The findings of this trial suggest the need to further investigate the effects of the use of ProFibro app in different conditions. In future studies, the use of ProFibro app as a complementary resource in combination with standard care could be compared to a control receiving only standard care. The duration of the intervention should be longer considering the time people take to reach their limit of automaticity in the habit formation process.41 Patients may benefit from a closer monitoring by a health professional.42 The use of strategies to improve participants’ self-efficacy and the involvement of family members could be considered.
Limitations
Because the operating system of the participants’ smartphones could be incompatible with the ProFibro app, they received a smartphone with the app already installed.
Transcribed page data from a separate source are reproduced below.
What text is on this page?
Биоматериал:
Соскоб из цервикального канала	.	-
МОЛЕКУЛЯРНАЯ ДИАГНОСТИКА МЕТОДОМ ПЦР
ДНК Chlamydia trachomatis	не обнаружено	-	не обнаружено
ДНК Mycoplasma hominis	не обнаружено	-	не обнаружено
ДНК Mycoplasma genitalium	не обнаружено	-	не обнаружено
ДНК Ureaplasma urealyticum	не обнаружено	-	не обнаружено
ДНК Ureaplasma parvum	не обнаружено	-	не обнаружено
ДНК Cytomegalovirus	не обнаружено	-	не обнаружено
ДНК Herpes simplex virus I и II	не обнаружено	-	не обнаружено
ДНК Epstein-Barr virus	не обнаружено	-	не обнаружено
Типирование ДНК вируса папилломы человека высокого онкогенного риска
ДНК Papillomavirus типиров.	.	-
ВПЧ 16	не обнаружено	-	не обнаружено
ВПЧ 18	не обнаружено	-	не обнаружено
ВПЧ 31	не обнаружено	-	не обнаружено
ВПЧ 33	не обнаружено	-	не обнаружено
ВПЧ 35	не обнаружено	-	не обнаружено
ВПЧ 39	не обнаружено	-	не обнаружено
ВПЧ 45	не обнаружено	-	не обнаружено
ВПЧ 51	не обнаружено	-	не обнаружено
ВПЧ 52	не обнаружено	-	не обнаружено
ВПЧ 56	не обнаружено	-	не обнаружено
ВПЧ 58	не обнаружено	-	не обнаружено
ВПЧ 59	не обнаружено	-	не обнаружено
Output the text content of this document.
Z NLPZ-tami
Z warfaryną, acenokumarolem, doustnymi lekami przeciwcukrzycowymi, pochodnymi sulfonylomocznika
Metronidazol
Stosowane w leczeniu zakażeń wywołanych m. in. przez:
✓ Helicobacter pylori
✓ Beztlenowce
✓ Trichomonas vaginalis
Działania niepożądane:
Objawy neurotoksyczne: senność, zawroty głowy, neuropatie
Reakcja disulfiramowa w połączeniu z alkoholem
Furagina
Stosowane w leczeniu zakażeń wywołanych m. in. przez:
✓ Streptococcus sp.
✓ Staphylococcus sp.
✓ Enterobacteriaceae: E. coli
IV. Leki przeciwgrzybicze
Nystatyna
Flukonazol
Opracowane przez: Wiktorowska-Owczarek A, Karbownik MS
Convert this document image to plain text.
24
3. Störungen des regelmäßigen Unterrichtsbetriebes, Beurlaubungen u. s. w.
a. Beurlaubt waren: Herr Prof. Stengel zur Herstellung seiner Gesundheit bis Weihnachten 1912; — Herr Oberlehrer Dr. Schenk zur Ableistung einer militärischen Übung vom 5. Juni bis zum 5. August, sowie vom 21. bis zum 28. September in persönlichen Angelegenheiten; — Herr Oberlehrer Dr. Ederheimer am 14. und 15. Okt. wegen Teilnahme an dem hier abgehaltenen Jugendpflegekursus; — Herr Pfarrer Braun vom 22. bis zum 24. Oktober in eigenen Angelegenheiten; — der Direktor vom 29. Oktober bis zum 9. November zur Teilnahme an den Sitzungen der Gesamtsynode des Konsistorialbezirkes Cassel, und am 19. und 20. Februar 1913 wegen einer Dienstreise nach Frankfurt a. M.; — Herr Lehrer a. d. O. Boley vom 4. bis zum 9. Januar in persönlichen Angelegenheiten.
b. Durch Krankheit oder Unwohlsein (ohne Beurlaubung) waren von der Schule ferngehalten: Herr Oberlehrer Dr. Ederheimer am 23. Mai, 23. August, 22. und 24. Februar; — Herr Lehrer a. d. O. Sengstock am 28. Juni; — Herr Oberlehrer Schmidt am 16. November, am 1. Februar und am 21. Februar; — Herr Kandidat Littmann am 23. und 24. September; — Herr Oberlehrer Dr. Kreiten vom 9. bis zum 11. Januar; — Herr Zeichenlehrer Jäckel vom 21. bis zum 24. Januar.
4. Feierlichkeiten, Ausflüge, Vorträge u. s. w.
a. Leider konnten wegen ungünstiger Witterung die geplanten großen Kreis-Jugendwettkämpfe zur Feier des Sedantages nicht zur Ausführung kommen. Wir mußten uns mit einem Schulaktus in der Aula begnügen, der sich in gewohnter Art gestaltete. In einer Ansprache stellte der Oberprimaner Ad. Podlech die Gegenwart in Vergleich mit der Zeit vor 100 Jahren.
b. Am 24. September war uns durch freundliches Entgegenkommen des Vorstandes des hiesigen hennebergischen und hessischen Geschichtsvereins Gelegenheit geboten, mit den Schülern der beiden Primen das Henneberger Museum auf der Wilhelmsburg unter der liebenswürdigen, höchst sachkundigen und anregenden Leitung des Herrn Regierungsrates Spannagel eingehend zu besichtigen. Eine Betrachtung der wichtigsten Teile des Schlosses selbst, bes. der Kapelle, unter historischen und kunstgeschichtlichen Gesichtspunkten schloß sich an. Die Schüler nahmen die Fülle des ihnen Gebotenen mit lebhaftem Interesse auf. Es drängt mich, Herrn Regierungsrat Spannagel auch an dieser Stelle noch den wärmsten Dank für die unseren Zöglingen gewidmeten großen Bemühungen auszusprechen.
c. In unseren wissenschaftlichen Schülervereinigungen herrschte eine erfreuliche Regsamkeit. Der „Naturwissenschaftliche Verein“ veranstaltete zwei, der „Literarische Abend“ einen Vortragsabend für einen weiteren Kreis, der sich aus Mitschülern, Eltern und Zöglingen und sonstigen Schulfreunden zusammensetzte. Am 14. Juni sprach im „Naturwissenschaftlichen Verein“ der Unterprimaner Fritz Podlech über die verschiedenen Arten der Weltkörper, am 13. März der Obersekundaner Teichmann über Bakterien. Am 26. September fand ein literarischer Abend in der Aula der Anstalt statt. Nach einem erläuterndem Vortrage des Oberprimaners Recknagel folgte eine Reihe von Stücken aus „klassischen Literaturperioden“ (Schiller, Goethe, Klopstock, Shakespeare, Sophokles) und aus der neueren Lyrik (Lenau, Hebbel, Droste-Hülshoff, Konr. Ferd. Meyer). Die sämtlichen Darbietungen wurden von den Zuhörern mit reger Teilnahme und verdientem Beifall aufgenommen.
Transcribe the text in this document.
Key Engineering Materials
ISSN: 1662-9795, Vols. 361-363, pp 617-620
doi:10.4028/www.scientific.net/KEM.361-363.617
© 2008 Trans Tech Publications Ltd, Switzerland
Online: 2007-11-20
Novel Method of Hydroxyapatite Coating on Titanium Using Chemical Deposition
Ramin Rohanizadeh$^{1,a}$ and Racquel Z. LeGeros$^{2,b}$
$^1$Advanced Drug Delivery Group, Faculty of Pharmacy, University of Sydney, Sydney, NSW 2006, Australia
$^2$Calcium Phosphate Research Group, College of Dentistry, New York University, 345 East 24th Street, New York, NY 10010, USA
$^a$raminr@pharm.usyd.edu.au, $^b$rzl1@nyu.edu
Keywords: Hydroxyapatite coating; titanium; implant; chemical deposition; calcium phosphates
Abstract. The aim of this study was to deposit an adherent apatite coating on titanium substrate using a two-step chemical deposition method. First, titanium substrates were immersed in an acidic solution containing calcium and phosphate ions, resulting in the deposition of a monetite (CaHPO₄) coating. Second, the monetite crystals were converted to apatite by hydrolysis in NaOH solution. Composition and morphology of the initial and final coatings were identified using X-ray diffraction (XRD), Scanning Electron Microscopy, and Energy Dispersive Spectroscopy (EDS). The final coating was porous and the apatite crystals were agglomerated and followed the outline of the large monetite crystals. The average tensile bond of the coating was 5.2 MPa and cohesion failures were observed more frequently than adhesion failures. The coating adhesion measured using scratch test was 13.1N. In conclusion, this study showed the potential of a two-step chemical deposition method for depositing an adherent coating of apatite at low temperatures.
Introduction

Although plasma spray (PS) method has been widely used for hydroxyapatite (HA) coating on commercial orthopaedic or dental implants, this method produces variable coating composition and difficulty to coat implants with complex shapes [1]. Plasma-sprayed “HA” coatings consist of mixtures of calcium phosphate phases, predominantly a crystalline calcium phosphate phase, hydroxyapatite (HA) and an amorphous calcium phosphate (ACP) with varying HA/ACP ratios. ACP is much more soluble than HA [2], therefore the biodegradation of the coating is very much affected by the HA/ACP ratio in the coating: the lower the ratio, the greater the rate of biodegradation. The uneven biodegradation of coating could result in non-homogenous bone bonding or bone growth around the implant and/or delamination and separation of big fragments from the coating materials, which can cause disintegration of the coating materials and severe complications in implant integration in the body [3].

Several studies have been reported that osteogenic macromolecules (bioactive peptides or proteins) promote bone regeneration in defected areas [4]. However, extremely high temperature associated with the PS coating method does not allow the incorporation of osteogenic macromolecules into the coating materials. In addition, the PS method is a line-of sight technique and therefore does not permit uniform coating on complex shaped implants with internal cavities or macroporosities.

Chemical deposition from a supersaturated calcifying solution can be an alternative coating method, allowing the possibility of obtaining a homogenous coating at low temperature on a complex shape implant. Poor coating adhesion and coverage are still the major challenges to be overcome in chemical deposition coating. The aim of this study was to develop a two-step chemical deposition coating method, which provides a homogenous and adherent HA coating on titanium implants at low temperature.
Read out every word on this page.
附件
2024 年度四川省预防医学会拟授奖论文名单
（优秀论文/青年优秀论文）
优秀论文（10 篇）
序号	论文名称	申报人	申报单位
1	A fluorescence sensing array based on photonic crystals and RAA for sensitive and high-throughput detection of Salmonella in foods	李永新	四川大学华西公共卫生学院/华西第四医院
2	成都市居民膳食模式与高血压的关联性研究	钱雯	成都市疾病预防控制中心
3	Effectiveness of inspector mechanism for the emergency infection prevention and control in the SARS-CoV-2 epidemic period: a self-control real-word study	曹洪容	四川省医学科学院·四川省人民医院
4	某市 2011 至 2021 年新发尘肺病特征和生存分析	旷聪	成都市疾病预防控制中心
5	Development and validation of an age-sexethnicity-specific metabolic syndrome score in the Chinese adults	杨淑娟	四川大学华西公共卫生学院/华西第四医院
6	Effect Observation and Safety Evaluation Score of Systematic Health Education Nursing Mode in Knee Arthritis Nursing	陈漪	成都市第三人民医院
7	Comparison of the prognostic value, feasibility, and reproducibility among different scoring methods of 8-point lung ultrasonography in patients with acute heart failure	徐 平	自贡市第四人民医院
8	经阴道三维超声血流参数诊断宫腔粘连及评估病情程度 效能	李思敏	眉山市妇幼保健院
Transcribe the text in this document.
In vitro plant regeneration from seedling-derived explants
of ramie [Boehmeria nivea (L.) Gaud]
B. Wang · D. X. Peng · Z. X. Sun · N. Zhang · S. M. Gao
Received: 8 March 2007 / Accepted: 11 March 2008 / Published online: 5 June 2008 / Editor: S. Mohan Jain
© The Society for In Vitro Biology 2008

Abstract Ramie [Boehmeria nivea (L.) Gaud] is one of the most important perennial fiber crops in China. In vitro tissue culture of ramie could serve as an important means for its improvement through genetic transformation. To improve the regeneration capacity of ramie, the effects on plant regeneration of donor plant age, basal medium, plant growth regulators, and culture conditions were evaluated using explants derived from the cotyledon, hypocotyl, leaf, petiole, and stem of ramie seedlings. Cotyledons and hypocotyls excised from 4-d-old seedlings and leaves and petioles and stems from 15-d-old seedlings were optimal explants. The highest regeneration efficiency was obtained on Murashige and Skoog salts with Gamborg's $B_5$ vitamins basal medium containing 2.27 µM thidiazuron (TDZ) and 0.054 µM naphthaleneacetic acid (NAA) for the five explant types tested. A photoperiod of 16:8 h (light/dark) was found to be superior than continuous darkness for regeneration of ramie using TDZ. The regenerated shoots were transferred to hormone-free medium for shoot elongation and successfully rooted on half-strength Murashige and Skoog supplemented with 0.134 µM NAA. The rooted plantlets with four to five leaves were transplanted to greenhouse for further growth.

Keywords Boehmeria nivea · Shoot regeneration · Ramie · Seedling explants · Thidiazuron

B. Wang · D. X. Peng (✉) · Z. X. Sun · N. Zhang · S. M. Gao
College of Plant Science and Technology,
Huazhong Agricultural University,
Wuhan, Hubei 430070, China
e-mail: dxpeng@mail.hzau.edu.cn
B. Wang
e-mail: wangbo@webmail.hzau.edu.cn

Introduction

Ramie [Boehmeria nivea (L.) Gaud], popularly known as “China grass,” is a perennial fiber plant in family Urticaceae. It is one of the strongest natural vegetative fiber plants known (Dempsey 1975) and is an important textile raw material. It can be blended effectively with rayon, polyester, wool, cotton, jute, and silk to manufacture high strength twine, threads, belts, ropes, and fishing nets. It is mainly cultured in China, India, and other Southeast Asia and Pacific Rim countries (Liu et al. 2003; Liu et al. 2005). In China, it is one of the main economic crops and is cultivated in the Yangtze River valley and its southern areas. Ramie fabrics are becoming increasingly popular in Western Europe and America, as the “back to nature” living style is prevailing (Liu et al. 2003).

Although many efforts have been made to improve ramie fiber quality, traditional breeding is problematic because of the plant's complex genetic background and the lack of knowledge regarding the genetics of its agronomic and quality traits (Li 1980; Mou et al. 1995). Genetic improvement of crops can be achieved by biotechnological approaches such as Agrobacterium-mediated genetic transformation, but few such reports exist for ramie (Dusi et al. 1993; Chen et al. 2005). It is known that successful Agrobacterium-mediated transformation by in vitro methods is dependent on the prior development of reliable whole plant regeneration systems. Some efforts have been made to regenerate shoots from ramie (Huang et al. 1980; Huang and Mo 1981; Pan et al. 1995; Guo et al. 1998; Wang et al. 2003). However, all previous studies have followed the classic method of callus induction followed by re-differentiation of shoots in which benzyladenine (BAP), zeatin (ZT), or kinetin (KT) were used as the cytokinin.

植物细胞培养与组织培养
Even though they were instructed to insert their own SIM card into the new smartphone, many participants chose not to do so. Therefore, they used the ProFibro app in a similar way to the PBG: some would carry them as an additional item, and others would leave them at home. Therefore, the advantage of the mobile app of being accessible to the user anywhere could not be fully utilized. The use of the app in this condition is likely to cause a lower frequency of use than if the app was installed in the participants’ own phones. Future studies should consider including only participants whose smartphones have a compatible operating system and enough capacity to install the app.
Conclusion
The use of ProFibro app for six weeks was not more effective than the traditional paper book with similar content for health-related quality of life, symptoms, or self-care agency in patients with FMS. Both groups showed improvements from baseline on severity of symptoms, suggesting that the self-care program using a mobile app or a paper book may be beneficial in individuals with FMS. About 40% of the participants of the PAG had a low frequency of use of ProFibro app. The Sleep Strategies was the most used app function, followed by the Exercise Program, and the Diary.
Conflict of interest
None declared.
Acknowledgement
This work was supported by Sao Paulo Research Foundation (FAPESP grant number 2014/17547-5). The funding source had no involvement in conducting the study or preparing the article for publication.